Dato il distacco, risulta incredibile la partecipazione polacca alla manifestazioni del Comitato per la Difesa della Democrazia (KOD) capace di far scendere in piazza migliaia di persone nei weekend passati. A quelle manifestazioni hanno partecipato anche alcuni membri di RAZEM ma – precisa la Nowak – vista la strumentalizzazione politica di cui KOD è affetto, specie ad opera di Piattaforma Civica (ex partito al governo che per primo ha iniziato a demolire l’assetto della Corte Costituzionale), i rappresentanti della nuova sinistra democratica prendono le distanze da qualsiasi forma di accostamento alla vecchia guardia politica. Insomma, si apprezza il movimento sociale ma con alcuni distinguo.
Il rapporto con gli altri
RAZEM ci tiene alla propria identità e ad oggi non lascia spazio a collaborazioni con le altre forze in campo. Né Piattaforma Civica (PO) che a loro dire “manca di un solido background idelogico o etico”, né l’Alleanza della Sinistra Democratica (SLD), residuo di “burocrati post-comunisti noti per i dubbi legami con i grandi affari”. Ancor meno con Nowoczesna, il partito di Ryszard Petru, considerato il loro “naturale oppositore politico” per via di un programma prettamente economico e neo-liberale per niente affine alla linea progettuale di RAZEM. Il movimento si distingue per il suo progressismo sia in materia di libertà civili che di doveri ambientali pubblicando per i primi una dichiarazione per i diritti LGBT e sostenendo per i secondi una trasformazione dell’intero sistema energetico capace di capovolgere il consueto binomio ecologia – disoccupazione tanto caro all’industria carbonifera polacca.
La politica estera
Riguardo la politica estera, Marta Nowak sottolinea il forte pericolo russo percepito dalla Polonia e l’importanza di stabilizzare la regione, rafforzando la cooperazione tra gli stati dell’Unione Europea e facendo sì che il paese diventi un partner affidabile per la lotta al cambiamento climatico e per la risoluzione della crisi migratoria.
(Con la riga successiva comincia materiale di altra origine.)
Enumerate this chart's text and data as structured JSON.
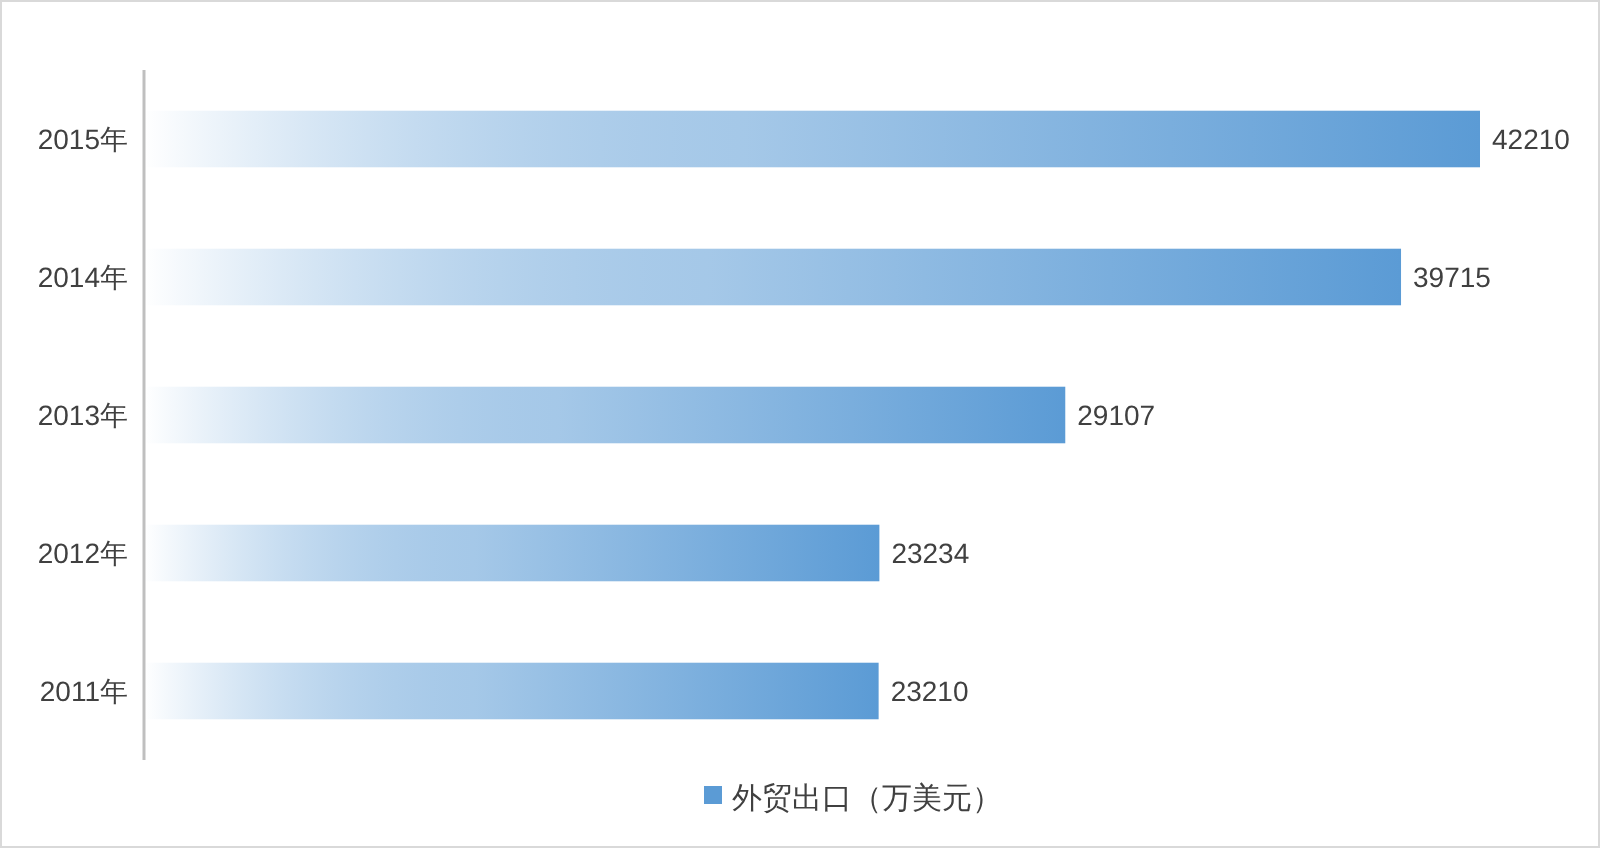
{
  "chart_data": {
    "type": "bar",
    "orientation": "horizontal",
    "categories": [
      "2015年",
      "2014年",
      "2013年",
      "2012年",
      "2011年"
    ],
    "series": [
      {
        "name": "外贸出口（万美元）",
        "color": "#5b9bd5",
        "values": [
          42210,
          39715,
          29107,
          23234,
          23210
        ]
      }
    ],
    "data_labels": true,
    "legend": "bottom"
  }
}
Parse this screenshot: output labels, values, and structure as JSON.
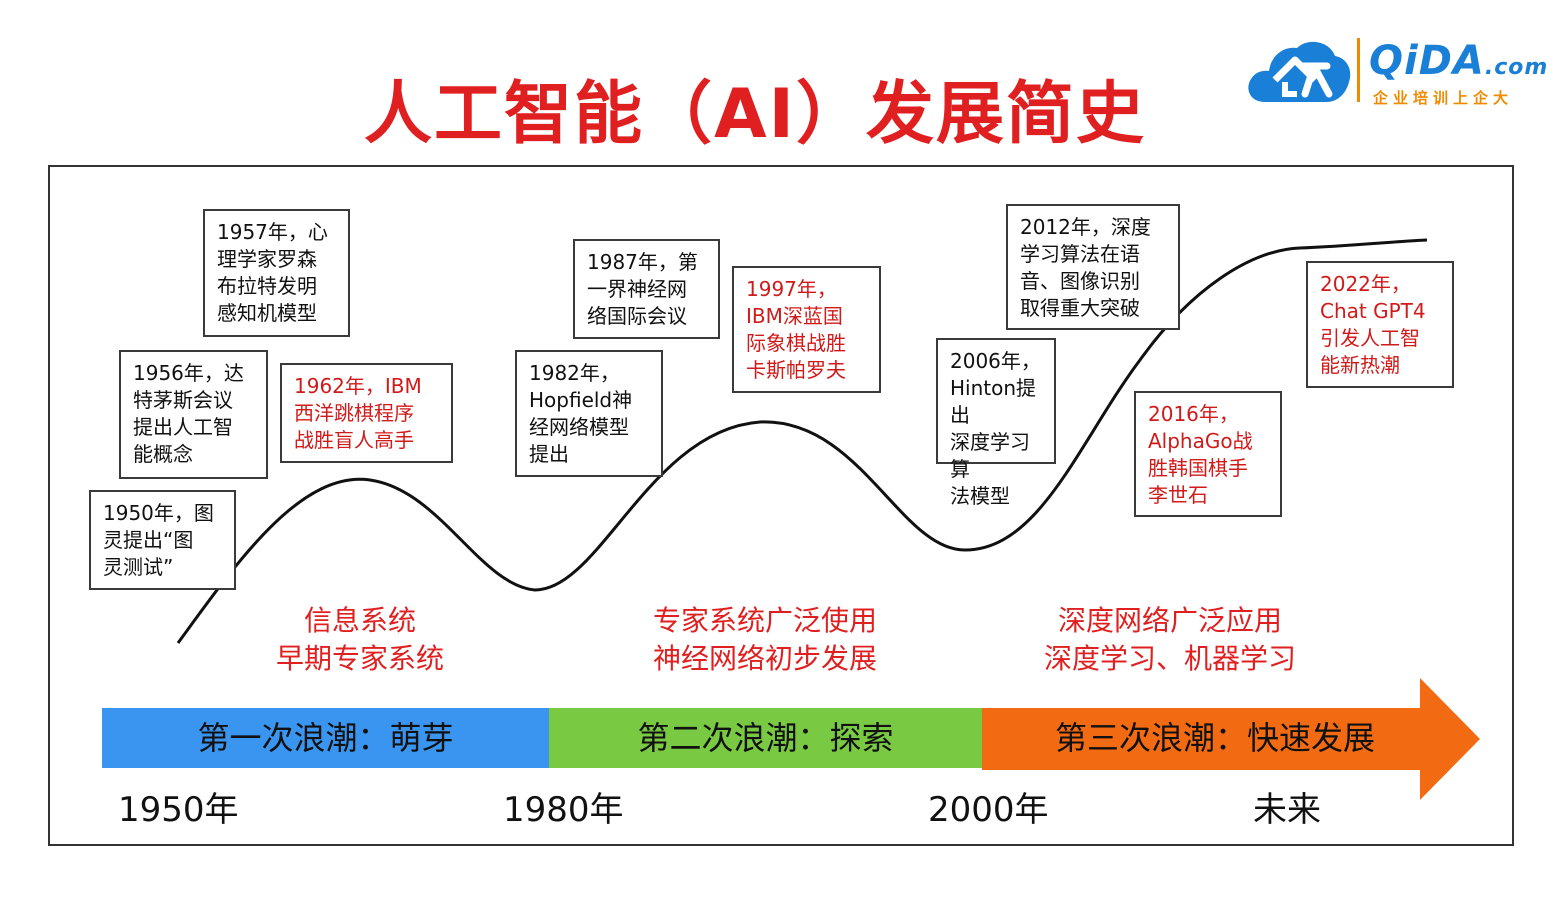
{
  "title": "人工智能（AI）发展简史",
  "logo": {
    "brand": "QiDA",
    "suffix": ".com",
    "slogan": "企业培训上企大",
    "colors": {
      "primary": "#1a7fd6",
      "accent": "#f08a00"
    }
  },
  "events": [
    {
      "text": "1957年，心\n理学家罗森\n布拉特发明\n感知机模型",
      "highlight": false
    },
    {
      "text": "1956年，达\n特茅斯会议\n提出人工智\n能概念",
      "highlight": false
    },
    {
      "text": "1962年，IBM\n西洋跳棋程序\n战胜盲人高手",
      "highlight": true
    },
    {
      "text": "1950年，图\n灵提出“图\n灵测试”",
      "highlight": false
    },
    {
      "text": "1987年，第\n一界神经网\n络国际会议",
      "highlight": false
    },
    {
      "text": "1982年，\nHopfield神\n经网络模型\n提出",
      "highlight": false
    },
    {
      "text": "1997年，\nIBM深蓝国\n际象棋战胜\n卡斯帕罗夫",
      "highlight": true
    },
    {
      "text": "2012年，深度\n学习算法在语\n音、图像识别\n取得重大突破",
      "highlight": false
    },
    {
      "text": "2006年，\nHinton提出\n深度学习算\n法模型",
      "highlight": false
    },
    {
      "text": "2022年，\nChat GPT4\n引发人工智\n能新热潮",
      "highlight": true
    },
    {
      "text": "2016年，\nAlphaGo战\n胜韩国棋手\n李世石",
      "highlight": true
    }
  ],
  "phases": [
    {
      "line1": "信息系统",
      "line2": "早期专家系统"
    },
    {
      "line1": "专家系统广泛使用",
      "line2": "神经网络初步发展"
    },
    {
      "line1": "深度网络广泛应用",
      "line2": "深度学习、机器学习"
    }
  ],
  "waves": [
    {
      "label": "第一次浪潮：萌芽",
      "color": "#3a95f0"
    },
    {
      "label": "第二次浪潮：探索",
      "color": "#7ac943"
    },
    {
      "label": "第三次浪潮：快速发展",
      "color": "#f26b13"
    }
  ],
  "years": [
    "1950年",
    "1980年",
    "2000年",
    "未来"
  ],
  "colors": {
    "title": "#e02020",
    "curve": "#111111",
    "highlight": "#d11a1a"
  }
}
Niente appelli alla NATO dunque, anche se su questo RAZEM potrà fare ben poco e sarà il summit NATO del prossimo giugno, proprio a Varsavia, a decidere se sia il caso di intensificare l’impegno dell’Alleanza Atlantica per la difesa dei suoi membri più orientali.
Difficile dire quanto questa linea dura si coniughi con le necessità dei polacchi e non sfoci in un velleitarismo dannoso per RAZEM e per i cittadini traditi dai partiti convenzionali, incapaci di colmare lo scollamento tra i due fronti. Per quanto nobile possa considerarsi il loro progetto politico, ad oggi non sembra che abbia ancora una presa forte nella società. O meglio, è troppo presto per dirlo. Se la quantità non è sempre sinonimo di qualità, i numeri non possono essere trascurati specie se l’obiettivo è arrivare al Parlamento per la prossima tornata elettorale. La retorica e i buoni propositi sono condizioni necessarie ma non sufficienti per guadagnarsi un posto in paradiso. Possono andare bene per rapire i cuori dei disillusi, ma riconquistare lo spazio che la sinistra polacca ha perso necessita di una tenacia e concretezza ancora tutta da dimostrare.